I gave it to my nephew when we moved to town.
This reminds me of one summer when I ‘helped’ to spray the peach trees in my grandfather’s orchard. I guess since my grandfather owned the farm, I was designated to drive the tractor. It was pulling the sprayer which had two seats behind it for the two guys with the sprayers who were spraying the trees.
The first problem was that the tractor-sprayer combination couldn’t turn at the end of one row to go down the next one, but had to skip. This was hard for me to keep track of.
The second problem was that I was too small to actually work the clutch. If my knee was locked, I could hold it in, but as soon as I unlocked, I couldn’t hold it back. The result was a a series of jerks which would drop the two sprayers off their seats.
After about two rows of this, I was relegated to the role of sprayer and an older worker took over the job of driving the tractor.
I think I could have managed with the Kubota I have now.
First thing to keep in mind is that sheep, like Winnie the Pooh, are “of very little brain.” So, yes, when they are shorn, they do fail to recognize each other, and there’s always a lost of shoving and noise as the get themselves sorted out. Nowhere is this more apparent than with lambs and their mothers.
A few months ago, I wrote about about The Lamb in the Living Room, (she’s fine by the way) and we were talking about “sheepy conversations,” and I wrote this:
“The most hilarious (hilariousest?) iteration of what the UN calls “simultaneous translation” of this sort of thing occurs at shearing time, when the mothers are shorn of their fleeces, and when, for some reason, the lambs completely lose what passes for their minds, feign madness, and completely forget who they belong to. At that point, I imagine the conversation as follows:
They’re so funny.”
Here’s the photo of the living room lamb, sitting in Mr. She’s favorite chair, the day she was born:
Just ran out and took a couple of snaps. Here she is today:
Could that be a Wren nest?
I wonder. The cavity is deep, and it’s only about the size of a golf ball.
She,
Yeah! I can feel that sun on my face and that sweet sweet country air in my lungs. Beautiful sweet she. I wish I was there.
Regards,
Jim
Do you have a special fondness for that sheep since you raised it from a baby? I think I would, but I’ve never lived on a farm. I know I couldn’t even think about eating it.

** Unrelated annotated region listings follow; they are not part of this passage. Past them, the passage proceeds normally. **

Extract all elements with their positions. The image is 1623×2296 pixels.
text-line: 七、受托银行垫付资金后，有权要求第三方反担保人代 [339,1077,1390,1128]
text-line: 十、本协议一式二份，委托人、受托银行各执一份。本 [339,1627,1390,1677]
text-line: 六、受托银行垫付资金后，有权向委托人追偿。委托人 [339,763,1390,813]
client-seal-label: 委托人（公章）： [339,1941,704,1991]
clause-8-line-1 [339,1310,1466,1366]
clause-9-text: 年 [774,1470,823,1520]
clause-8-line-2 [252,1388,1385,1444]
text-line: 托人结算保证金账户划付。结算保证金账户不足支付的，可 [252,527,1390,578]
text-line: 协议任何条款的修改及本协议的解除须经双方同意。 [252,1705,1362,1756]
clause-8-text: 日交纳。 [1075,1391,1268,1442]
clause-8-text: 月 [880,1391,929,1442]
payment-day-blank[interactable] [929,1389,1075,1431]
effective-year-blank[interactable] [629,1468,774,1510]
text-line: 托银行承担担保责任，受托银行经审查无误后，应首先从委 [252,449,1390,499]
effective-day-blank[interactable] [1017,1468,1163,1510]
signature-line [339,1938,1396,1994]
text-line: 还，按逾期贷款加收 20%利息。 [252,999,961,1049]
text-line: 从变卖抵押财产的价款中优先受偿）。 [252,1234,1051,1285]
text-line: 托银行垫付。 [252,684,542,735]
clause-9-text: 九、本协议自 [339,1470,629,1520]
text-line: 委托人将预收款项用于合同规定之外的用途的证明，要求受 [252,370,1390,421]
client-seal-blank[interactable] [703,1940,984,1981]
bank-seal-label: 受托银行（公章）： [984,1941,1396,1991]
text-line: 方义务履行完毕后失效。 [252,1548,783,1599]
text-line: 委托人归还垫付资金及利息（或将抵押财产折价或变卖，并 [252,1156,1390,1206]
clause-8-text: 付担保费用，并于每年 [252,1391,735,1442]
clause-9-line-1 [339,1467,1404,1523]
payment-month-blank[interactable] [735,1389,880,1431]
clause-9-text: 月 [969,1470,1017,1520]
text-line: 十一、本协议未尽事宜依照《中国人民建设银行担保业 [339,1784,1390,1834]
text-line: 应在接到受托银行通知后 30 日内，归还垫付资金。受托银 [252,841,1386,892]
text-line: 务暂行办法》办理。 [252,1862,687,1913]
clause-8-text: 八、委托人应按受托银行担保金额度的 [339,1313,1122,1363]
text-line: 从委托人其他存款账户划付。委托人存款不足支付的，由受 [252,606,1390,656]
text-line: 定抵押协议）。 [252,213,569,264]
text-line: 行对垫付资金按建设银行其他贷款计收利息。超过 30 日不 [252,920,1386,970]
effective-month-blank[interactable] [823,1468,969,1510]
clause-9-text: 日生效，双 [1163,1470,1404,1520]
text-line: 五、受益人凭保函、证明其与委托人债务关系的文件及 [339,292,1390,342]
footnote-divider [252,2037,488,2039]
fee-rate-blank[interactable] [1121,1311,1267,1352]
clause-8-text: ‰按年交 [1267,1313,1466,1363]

I found a bird nest beside the road made almost entirely of horsehair. It is 3 1/2” across.
Looks very similar, but without the dog hair.
I haven’t eaten lamb for years. Years ago, we had about 100 sheep, and we used to take the lambs to the auction every Spring. We have far fewer now, and really they’re just glorified lawn mowers for the pasture. The rams and ewes are getting on in age, and we only have a few lambs each year. The bottle babies do stay as pets. I’m thinking of trying a few hair sheep (don’t need to be shorn), and see how I get along with them. Cows are too big, unless I want to board someone else’s cows for the season, and sheep are about the right size, but the shearing is getting to be too much for me. It’s hard to get shearers to come for such a small flock (more and more difficult to find them at all actually), so I need to find an alternative.

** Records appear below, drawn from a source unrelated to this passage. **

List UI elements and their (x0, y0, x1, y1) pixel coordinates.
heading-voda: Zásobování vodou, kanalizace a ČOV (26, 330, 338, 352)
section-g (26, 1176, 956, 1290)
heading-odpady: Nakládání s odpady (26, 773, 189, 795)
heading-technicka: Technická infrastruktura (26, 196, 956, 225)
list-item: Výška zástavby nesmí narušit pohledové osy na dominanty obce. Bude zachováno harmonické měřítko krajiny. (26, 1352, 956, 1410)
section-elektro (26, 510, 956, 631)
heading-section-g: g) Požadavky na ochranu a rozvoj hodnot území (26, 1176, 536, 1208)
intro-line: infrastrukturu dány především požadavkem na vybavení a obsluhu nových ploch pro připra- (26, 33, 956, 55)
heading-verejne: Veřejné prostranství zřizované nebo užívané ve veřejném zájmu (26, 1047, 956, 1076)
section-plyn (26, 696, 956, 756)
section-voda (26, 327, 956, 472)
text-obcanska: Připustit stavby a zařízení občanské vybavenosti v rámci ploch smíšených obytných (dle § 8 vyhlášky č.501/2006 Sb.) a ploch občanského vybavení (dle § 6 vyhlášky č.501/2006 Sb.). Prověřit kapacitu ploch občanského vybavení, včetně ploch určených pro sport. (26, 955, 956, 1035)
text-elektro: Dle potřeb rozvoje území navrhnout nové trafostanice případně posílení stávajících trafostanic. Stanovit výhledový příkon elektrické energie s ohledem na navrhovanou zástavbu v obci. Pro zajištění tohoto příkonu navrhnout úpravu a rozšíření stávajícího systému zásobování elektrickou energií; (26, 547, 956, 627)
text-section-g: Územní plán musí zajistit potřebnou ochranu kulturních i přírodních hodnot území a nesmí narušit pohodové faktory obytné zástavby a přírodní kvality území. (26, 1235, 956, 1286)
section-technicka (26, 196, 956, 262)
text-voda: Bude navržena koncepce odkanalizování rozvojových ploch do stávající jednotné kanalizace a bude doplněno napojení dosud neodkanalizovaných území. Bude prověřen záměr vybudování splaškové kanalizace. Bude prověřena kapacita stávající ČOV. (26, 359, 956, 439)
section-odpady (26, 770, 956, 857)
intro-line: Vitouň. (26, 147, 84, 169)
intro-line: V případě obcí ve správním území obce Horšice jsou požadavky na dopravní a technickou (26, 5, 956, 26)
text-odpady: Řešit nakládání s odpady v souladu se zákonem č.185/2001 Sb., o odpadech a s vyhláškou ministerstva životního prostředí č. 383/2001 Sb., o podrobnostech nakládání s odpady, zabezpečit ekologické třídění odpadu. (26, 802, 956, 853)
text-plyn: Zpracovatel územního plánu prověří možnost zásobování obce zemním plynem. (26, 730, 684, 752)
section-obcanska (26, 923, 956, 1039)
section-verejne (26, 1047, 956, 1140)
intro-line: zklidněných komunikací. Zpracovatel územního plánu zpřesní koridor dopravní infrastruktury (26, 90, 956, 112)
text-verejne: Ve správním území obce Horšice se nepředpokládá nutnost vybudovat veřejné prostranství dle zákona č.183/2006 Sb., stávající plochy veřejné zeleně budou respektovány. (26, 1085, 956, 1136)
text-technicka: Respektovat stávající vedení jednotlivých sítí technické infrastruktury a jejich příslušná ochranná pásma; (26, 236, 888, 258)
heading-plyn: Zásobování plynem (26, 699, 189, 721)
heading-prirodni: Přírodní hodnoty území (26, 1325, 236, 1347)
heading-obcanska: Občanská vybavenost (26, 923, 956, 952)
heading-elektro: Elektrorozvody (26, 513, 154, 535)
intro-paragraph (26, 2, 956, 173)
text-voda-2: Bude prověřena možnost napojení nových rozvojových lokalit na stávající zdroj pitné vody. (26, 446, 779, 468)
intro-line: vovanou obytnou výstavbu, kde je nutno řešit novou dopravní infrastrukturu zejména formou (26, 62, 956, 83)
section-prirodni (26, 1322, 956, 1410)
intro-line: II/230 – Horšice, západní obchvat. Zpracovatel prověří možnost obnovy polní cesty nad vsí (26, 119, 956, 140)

Other birds do use dog hair, though this one doesn’t look like a typical wren’s nest to me. I saw a tufted titmouse once land on my dog’s back and make off with some hairs she plucked from Pepper’s back! At my house one year, I found a house finch nest in the ivy, and it had a red Christmas ribbon woven into the twigs. It was that thin curling ribbon.
In one of my birding magazines, a woman wrote in to say she’d found a wren making a nest in her mailbox, so she took it out. The wren built another one in there the next day, and woven into it was a mattress tag which said ‘DO NOT REMOVE’! She included a photo of it.
We have a suet feeder for the birds. During nesting seasons, Lynda puts cotton in it for the birds to use in nest-building.
This site from Cornell has some example photos and you can input some information to help identify your nest. I’d guess that it is a Robin’s nest.